Friday, July 18, 2014

On the Meaning of Cain and Abel by Chris White




Cain had a brother as long as he was Abel
“ By faith Abel offered to God a more acceptable sacrifice than Cain, through which he was commended as righteous, God commending him by accepting his gifts. And through his faith, though he died, he still speaks.      --Heb. 11:4

“ Woe to them! For they walked in the way of Cain and abandoned themselves for the sake of gain to Balaam's error and perished in Korah's rebellion.   --Jude 11

To think of the Cain and Abel story, one can hardly ignore how fast jealousy and anger turned to fratricide and then lying and cover-up in the earliest generation of the human family.  This tragedy continues to reverberate through human society with a worldwide homicide rate of 7 people out every 100,000 persons being intentionally murdered.  But tragic as all of that is, the story of Cain and Abel is not primarily about the origins murder in the human family but rather the emergence of two kinds of people within the human race that are truly separated by their religion.
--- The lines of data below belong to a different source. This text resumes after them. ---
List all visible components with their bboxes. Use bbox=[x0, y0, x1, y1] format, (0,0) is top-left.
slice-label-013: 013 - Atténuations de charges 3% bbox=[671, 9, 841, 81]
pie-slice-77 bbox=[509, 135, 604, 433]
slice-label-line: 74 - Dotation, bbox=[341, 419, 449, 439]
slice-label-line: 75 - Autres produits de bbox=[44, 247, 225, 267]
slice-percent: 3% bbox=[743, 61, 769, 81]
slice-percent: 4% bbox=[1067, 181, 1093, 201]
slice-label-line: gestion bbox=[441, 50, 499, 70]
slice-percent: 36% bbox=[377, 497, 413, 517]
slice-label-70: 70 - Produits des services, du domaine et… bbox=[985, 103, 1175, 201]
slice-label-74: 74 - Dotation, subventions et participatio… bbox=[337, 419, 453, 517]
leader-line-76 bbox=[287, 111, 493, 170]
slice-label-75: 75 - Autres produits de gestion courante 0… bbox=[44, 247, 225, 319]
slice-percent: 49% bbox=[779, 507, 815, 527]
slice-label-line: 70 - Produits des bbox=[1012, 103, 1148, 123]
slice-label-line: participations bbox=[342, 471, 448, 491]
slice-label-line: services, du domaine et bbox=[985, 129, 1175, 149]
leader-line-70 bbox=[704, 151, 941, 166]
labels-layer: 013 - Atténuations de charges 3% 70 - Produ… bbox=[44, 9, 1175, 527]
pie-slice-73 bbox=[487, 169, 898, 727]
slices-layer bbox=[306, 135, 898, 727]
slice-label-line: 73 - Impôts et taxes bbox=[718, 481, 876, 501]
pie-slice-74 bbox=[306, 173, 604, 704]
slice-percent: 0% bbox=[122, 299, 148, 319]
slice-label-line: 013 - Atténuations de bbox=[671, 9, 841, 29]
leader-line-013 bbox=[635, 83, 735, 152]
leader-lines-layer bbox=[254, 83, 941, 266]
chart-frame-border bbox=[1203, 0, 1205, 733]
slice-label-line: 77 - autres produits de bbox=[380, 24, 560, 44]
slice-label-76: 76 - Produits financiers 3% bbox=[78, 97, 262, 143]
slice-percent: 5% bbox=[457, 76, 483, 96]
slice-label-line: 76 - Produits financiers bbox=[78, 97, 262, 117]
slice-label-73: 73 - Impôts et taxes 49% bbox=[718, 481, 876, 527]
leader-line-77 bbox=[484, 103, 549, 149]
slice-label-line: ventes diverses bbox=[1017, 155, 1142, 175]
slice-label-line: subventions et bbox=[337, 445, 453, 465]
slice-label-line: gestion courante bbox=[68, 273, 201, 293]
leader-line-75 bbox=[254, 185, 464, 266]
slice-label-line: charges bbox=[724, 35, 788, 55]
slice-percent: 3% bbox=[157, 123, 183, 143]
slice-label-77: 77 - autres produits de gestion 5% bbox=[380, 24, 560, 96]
The background of the story (found in Genesis 4) centers on the worship of God as manifested in making sacrifices to Him.  It was not a question of if Cain and Abel were going to do this but how they were going to do this.  And you must know that even if you consider yourself a skeptic or even an agnostic, this speaks of your situation as well.  Cain is the tiller of the soil and Abel is the keeper of sheep.  Both know, presumably from their parents (Adam and Eve), that offerings are to be made to God and that offering is to be.


Cain makes as his offering the fruit of his labors as a farmer.  A beautiful basket of his best produce, maybe even some choice flowers, is arranged in a basket and placed on the altar before God.  It is a large basket, the best of the best, and yet it is rejected by the Lord.  Meanwhile, his brother Abel presents the Lord with a jumbled assortment of raw meat from a lamb he has slaughtered for this sacrifice.  And the Lord has regard for Abel’s offering.


At first blush the choice of Abel’s offering over Cain’s looks a bit arbitrary and unfair (which when parents act this way with their children predictably does stir up strife and resentments).  After all, both men were offering the Lord the fruits of their respective occupations.  But the Lord called Cain out on his sacrifice and told him to do right like his brother had done.  What we can derive from this is God had already set a standard of blood sacrifice and Cain had determined he was going to do his own thing and thus be a law unto himself.  In the words of Frank Sinatra, “I did it my way!”
And so before us in this story is in microcosm the only two religions that exist among men.  To be sure men hold to all sorts of religious ideas or none at all, but they are merely differing manifestations of the ‘way of Cain’ which is to approach God on terms other than what He has prescribed.  The other religion, the way of Abel, is to approach God on his terms.  He accepted only blood sacrifices because they looked towards and pointed to His son Jesus who would become “the Lamb of God who takes away the sin of the world (Jn. 1:29).  As Peter preached to those who had rejected Jesus and had Him crucified  And there is salvation in no one else, for there is no other name under heaven given among men by which we must be saved (Acts 4:12).” 
Christ a Savior of all nations


This brings me to a final question: to which of these religions do you belong?  The answer to that question makes all the difference in the world.